IL found docs with “… the same PHH employee’s name in “no less than five distinctly different signatures …” … IL levied fines & the judge stopped the foreclosures.
Illinois fines first company in foreclosure document probe
Department of Financial and Professional Regulation finds evidence of ‘negligence or incompetence’ by New Jersey-based PHH Mortgage
By Mary Ellen Podmolik, Tribune reporter
8:03 p.m. CDT, June 22, 2011
The state of Illinois said it found evidence of “negligence or incompetence” in PHH Mortgage Corp.’s foreclosure procedures and levied a fine of $290,000.
The order, issued late Wednesday, comes eight months after the state’s Department of Financial and Professional Regulation began investigating 20 state-licensed mortgage companies. It is the first disciplinary action taken.

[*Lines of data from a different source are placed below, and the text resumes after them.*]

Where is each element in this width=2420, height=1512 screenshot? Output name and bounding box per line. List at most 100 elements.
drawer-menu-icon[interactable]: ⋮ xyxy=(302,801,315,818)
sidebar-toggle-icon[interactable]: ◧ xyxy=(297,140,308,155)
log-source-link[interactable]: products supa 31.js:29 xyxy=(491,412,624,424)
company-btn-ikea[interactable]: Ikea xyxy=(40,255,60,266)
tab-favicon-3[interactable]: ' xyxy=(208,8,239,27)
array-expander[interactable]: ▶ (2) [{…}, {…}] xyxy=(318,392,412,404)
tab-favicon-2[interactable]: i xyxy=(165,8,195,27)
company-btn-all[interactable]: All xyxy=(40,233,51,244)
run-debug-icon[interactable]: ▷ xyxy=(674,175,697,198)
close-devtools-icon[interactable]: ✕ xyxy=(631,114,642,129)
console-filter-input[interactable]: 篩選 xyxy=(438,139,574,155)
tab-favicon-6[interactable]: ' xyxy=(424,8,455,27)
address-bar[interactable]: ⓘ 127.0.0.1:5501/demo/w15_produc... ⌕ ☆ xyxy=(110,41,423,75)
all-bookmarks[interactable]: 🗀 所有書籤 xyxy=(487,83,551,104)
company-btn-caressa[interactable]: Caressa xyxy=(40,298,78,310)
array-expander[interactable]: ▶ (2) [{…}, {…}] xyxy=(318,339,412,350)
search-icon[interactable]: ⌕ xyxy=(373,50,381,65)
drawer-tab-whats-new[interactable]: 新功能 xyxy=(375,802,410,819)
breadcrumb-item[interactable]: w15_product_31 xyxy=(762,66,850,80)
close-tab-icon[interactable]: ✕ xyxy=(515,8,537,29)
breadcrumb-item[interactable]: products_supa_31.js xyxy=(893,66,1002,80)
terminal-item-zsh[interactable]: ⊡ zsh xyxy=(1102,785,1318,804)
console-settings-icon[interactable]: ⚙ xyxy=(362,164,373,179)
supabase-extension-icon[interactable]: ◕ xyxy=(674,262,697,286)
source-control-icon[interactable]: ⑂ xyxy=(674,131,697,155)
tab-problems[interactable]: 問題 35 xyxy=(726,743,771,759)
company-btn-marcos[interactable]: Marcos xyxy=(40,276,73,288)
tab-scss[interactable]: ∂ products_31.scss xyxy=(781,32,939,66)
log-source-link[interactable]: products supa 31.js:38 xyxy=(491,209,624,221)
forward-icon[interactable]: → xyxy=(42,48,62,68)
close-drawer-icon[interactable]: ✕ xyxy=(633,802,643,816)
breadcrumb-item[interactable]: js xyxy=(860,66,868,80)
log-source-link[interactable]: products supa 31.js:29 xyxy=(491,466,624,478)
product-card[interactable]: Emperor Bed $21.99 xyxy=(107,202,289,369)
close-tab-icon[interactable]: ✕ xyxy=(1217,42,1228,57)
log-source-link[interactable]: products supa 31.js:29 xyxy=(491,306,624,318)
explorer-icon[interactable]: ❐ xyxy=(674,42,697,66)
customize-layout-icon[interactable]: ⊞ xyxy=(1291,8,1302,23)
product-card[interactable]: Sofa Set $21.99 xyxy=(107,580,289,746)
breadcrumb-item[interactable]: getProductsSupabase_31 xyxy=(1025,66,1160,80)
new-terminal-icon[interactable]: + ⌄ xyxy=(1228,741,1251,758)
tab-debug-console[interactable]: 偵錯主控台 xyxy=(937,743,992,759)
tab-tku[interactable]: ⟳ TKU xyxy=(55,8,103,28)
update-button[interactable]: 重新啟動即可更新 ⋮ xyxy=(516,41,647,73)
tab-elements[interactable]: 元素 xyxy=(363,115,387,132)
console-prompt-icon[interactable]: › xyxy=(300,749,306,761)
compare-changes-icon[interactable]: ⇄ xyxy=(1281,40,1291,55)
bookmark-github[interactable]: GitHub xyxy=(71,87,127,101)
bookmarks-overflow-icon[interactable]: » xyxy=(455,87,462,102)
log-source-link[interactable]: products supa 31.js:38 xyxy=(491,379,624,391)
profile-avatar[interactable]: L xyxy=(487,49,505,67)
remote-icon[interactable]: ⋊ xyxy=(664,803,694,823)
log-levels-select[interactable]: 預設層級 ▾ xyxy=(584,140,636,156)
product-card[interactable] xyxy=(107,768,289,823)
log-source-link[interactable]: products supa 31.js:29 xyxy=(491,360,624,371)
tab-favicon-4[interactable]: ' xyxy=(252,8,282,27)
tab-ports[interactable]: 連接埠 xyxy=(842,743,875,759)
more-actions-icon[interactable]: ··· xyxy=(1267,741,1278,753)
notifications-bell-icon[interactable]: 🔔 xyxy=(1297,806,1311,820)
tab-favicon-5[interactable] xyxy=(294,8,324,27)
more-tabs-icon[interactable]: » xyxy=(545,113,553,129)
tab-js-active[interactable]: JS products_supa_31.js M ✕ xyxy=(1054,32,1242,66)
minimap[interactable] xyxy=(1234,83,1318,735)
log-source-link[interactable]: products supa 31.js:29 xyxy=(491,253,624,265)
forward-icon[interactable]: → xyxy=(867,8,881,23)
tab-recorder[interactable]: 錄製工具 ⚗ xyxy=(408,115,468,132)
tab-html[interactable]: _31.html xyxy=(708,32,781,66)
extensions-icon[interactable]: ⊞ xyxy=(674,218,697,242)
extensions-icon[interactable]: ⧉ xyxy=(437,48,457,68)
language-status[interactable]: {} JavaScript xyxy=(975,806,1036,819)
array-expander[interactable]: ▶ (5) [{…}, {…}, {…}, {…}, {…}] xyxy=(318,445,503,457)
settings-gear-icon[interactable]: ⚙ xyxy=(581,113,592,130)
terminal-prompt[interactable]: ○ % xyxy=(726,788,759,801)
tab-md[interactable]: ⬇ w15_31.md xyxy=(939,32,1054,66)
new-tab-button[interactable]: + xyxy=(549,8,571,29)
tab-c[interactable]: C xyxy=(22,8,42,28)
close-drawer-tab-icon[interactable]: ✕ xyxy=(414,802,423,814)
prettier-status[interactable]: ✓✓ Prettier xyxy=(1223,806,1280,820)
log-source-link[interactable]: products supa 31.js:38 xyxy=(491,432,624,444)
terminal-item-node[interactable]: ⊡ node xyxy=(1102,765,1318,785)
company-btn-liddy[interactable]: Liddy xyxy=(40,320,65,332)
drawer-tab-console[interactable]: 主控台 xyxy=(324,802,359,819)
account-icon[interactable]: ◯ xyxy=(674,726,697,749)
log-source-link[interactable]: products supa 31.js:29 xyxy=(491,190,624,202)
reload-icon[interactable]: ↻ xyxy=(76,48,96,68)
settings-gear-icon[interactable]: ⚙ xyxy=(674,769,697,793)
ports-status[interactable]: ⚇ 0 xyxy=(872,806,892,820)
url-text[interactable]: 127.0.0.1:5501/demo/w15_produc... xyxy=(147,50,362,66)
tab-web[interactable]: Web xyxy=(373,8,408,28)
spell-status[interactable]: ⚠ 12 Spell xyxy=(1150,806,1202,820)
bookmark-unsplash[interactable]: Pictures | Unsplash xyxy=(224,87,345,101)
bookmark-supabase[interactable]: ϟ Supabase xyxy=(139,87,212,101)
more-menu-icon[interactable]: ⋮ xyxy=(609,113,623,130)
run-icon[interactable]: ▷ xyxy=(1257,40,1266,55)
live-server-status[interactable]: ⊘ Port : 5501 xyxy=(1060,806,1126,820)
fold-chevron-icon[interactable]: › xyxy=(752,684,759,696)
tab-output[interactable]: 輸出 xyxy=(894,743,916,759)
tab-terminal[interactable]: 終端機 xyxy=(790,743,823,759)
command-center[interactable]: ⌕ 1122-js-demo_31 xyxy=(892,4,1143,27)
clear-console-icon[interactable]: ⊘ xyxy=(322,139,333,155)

Mount Laurel, N.J.-based PHH, along with 16 other companies, remains under investigation by the department. PHH did not return phone calls seeking comment.
The state, which asked PHH for 10 complete foreclosure case files, also looked at 20 cases that foreclosure law firm Fisher & Shapiro LLC admitted in Cook County Circuit Court may contain faulty foreclosure documents. In 19 of those cases, state investigators found evidence that PHH had submitted signed but incomplete paperwork to Fisher and Shapiro, with notations that other relevant facts would later be added.
The state also found that 16 of the 19 cases contained prove-up affidavits, used to verify the amount owed by the borrower, that contained the same PHH employee’s name in “no less than five distinctly different signatures, leading the department to conclude that at least four affiants used a person’s name other than their own to sign the affidavits.”
“We’re not at the point of calling it forgery, because forgery is a crime, and we’re not a law enforcement agency,” Brent Adams, head of the state agency, said Wednesday. “We do allege that there was something illegal here. It is not a safe and sound mortgage practice for different people to be signing someone’s name in an prove-up” affidavit.
In March, following Fisher and Shapiro’s admission of altered documents, Cook County Circuit Court Presiding Judge Moshe Jacobius temporarily halted more than 1,700 foreclosure cases. Jacobius said Tuesday that the number had grown to 2,127 on hold.
In its order, the state said PHH’s conduct “at the very least rises to the level of negligence or incompetence.”
A maximum fine of $25,000 can be levied for each violation of the Residential Mortgage License Act. The state fined PHH $10,000 for each of the 19 files with faulty paperwork and $25,000 for four instances in which an employee used a name other than his or her own to sign the documents. PHH, which was served with the order Wednesday, has 10 days to request a hearing on the action.
The state’s actions are separate from a national probe by state attorneys general into faulty foreclosure procedures and allegations that foreclosures were processed without being reviewed, an activity that has come to be known as robo-signing.
Adams said the state continues to review its own cases for those potential problems.
“As the glut of foreclosures became more intense, that is the backlog became more intense, there were more fill-in-the-blanks,” he said. “We have not completed our investigation into any company.”